Methods: We studied 17 patients who underwent emergency surgery for intra-abdominal infection; these patients experienced AKI complications and did not respond to EGDT within 6 hrs after intensive care unit (ICU) admission. We treated patients with continuous venovenous hemodiafiltration (CVVHDF; dialysis = 900 ml/hr, filtration = 900 ml/hr, total hemopurification = 1800 ml/hr). We measured mean arterial pressure (MAP), central venous pressure (CVP), central venous oxygen saturation (ScvO2), catecholamine index (CAI), and determined serum concentrations of lactate, interleukin-6 (IL-6), and high mobility group box-1 protein (HMGB-1) immediately before and 3, 6, 12, 24, 48 hrs after CRRT initiation. We also evaluated 28-day survival, ICU survival, and hospital survival.

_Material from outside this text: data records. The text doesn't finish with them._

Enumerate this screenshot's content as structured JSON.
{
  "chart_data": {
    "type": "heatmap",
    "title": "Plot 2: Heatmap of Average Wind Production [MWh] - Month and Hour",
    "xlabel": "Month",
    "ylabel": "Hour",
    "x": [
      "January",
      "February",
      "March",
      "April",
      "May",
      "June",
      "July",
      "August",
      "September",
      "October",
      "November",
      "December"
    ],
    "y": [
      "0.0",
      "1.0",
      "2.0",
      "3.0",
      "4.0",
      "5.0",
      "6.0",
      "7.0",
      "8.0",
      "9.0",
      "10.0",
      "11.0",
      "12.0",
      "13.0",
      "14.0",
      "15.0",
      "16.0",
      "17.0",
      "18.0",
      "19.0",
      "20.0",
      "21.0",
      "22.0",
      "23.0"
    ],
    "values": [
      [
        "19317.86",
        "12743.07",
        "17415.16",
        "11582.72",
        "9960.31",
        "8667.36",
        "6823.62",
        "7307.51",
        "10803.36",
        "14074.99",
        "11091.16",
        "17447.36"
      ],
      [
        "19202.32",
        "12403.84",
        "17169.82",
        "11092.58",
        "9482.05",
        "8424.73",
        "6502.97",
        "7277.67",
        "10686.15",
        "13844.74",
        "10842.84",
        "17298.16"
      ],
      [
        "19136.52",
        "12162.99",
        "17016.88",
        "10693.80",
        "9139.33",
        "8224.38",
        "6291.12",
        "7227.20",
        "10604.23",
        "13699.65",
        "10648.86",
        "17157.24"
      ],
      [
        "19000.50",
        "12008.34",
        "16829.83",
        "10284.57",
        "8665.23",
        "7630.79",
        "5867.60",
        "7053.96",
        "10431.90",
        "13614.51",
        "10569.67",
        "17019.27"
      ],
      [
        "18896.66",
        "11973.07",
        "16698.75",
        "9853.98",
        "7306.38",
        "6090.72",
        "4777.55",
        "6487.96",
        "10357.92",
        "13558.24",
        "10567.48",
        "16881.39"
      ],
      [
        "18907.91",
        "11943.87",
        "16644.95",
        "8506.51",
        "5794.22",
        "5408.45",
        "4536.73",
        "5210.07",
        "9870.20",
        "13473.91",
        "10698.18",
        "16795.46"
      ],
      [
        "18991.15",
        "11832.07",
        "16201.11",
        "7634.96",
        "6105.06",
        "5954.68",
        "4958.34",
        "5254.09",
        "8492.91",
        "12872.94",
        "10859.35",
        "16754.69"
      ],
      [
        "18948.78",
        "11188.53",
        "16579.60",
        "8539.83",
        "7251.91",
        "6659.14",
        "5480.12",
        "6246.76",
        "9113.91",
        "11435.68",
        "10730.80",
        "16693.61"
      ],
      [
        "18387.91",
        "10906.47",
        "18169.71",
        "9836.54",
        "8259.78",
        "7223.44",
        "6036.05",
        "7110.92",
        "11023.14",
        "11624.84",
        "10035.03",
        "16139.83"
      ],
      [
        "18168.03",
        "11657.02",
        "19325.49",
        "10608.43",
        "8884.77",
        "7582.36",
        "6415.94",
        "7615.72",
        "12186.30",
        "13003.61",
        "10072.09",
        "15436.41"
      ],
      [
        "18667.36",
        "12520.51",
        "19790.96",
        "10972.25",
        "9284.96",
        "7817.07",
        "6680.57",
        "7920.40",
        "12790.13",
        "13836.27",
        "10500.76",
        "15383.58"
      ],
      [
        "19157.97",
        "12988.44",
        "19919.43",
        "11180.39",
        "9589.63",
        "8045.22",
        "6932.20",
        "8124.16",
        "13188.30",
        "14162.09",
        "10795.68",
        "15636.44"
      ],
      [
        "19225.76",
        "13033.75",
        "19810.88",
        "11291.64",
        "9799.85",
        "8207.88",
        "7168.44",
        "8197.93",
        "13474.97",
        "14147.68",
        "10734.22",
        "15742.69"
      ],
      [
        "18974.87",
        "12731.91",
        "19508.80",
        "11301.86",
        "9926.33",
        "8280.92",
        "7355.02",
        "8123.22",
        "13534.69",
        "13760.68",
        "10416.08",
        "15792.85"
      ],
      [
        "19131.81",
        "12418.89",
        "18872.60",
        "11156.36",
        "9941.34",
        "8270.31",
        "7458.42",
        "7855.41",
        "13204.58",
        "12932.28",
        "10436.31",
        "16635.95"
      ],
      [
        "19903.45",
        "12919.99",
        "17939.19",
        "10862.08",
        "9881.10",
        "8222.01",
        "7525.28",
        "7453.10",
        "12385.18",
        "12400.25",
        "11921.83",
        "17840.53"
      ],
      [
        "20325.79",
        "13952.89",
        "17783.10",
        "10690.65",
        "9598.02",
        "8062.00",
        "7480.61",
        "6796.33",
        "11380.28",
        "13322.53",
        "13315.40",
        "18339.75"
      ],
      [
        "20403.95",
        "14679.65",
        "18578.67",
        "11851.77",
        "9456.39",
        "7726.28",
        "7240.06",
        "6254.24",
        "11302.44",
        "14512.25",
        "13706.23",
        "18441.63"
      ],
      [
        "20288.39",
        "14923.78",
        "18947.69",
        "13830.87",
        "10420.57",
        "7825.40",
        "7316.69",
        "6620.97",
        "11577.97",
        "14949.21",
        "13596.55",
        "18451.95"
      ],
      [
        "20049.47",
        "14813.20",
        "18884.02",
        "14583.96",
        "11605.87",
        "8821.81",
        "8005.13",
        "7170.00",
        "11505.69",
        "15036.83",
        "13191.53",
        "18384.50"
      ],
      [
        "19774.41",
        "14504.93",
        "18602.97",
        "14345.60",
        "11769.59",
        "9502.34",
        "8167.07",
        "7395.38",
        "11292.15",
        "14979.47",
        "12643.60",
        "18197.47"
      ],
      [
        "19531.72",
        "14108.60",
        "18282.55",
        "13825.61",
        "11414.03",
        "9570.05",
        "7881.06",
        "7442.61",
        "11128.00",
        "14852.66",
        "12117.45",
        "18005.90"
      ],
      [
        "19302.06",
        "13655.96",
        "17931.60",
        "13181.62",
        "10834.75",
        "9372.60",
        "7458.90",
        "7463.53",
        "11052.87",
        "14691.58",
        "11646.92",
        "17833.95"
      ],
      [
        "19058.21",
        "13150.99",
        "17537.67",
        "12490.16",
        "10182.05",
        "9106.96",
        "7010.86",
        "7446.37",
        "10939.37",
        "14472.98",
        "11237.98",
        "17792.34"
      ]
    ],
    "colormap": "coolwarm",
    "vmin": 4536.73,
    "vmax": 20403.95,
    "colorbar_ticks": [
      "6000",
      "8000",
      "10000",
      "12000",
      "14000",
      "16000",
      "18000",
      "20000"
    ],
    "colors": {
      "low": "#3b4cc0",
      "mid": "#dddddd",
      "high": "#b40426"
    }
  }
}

Results: CRRT duration was 6.5±4.2 days. MAP and ScvO2 significantly increased with CRRT, while CAI and concentrations of lactate, IL-6, and HMGB-1 significantly decreased. After CRRT, no patients required intermittent hemodialysis in the ICU. Mean ICU stay was 15.1±10.4 days. ICU survival, 28-day survival, and hospital survival were 76.5%, 76.5%, and 70.6%, respectively.
Conclusions: CRRT may be an effective treatment for seriously ill patients who have complications of AKI and are unresponsive to EGDT.